Design: The Graz Vitamin D&TT-RCT is a single-center, double-blind, randomized placebo-controlled trial conducted between December 2012 and January 2017.

Setting: Endocrine outpatient clinic at the Medical University of Graz, Austria

Participants: 100 healthy men with TT levels ≥10.4 nmol/l and 25-hdroxyvitamn D (25[OH]D) levels <75 nmol/l. 98 men completed the study.

Intervention: Subjects were randomized to receive 20000 IU of vitamin D3/week (n=50) or placebo (n=50) for 12 weeks.

Main Outcome Measures: Primary outcome was TT measured using mass spectrometry. Secondary outcomes were free testosterone (FT), free androgen index (FAI), SHBG, estradiol, FSH, and LH, metabolic characteristics, and body composition.
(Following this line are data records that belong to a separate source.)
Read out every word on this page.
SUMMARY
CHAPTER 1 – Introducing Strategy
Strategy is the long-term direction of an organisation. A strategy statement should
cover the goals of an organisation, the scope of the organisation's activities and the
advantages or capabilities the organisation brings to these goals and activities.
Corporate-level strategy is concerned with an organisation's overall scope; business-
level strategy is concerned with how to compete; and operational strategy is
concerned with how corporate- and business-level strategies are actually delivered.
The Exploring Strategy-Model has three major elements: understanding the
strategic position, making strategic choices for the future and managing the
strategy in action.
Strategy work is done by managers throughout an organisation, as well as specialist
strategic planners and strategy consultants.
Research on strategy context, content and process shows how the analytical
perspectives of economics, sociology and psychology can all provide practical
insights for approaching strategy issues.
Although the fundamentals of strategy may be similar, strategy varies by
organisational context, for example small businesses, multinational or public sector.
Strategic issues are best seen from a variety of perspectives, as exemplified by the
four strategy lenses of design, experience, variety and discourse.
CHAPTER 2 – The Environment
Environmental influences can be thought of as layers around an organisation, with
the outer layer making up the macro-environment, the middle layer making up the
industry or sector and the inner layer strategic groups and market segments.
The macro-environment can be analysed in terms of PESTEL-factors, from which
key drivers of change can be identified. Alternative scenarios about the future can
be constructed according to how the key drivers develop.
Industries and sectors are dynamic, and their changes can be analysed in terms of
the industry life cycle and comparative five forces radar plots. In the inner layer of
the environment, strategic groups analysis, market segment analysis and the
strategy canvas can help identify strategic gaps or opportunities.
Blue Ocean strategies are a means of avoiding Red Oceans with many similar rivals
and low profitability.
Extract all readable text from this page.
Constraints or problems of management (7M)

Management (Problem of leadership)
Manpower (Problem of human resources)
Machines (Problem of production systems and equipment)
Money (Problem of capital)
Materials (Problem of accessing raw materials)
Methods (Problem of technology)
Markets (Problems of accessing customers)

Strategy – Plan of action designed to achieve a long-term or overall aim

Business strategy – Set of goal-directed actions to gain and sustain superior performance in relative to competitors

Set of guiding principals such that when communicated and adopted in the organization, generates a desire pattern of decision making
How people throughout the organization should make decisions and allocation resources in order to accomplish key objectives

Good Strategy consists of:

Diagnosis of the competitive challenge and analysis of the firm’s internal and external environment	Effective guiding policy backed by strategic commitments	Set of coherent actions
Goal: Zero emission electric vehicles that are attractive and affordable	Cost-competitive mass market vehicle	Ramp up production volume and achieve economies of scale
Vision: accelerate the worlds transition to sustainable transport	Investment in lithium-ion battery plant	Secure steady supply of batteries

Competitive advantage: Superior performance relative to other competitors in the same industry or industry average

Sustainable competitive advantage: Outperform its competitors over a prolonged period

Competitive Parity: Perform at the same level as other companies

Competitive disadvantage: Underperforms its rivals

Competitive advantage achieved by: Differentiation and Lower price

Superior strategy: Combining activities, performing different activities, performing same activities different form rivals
Results: In healthy men (mean age, 25[OH]D, and TT were 39 [±13] years, 53.3 [±18.3] nmol/l, and 19.1 [±5.6] nmol/l, respectively) we found no significant treatment effect on TT, but a significant effect on quantitative insulin sensitivity check index (QUICKI) and a trend towards decreased MATSUDA-index. In the vitamin D group, median changes (IQR) for TT, QUICKI, and MATSUDA-index were 0.5 (-0.63-0.63) nmol/l (p=0.497), -0.02 (-0.04-0.01) (p=0.034), and -0.9 (-3.2-0.8) (p=0.051), respectively.

Conclusions: Vitamin D treatment has no effect on TT levels in middle-aged healthy men with normal baseline TT but significantly decreased QUICKI. Additional studies investigating vitamin D effects on TT and insulin sensitivity in healthy men are required.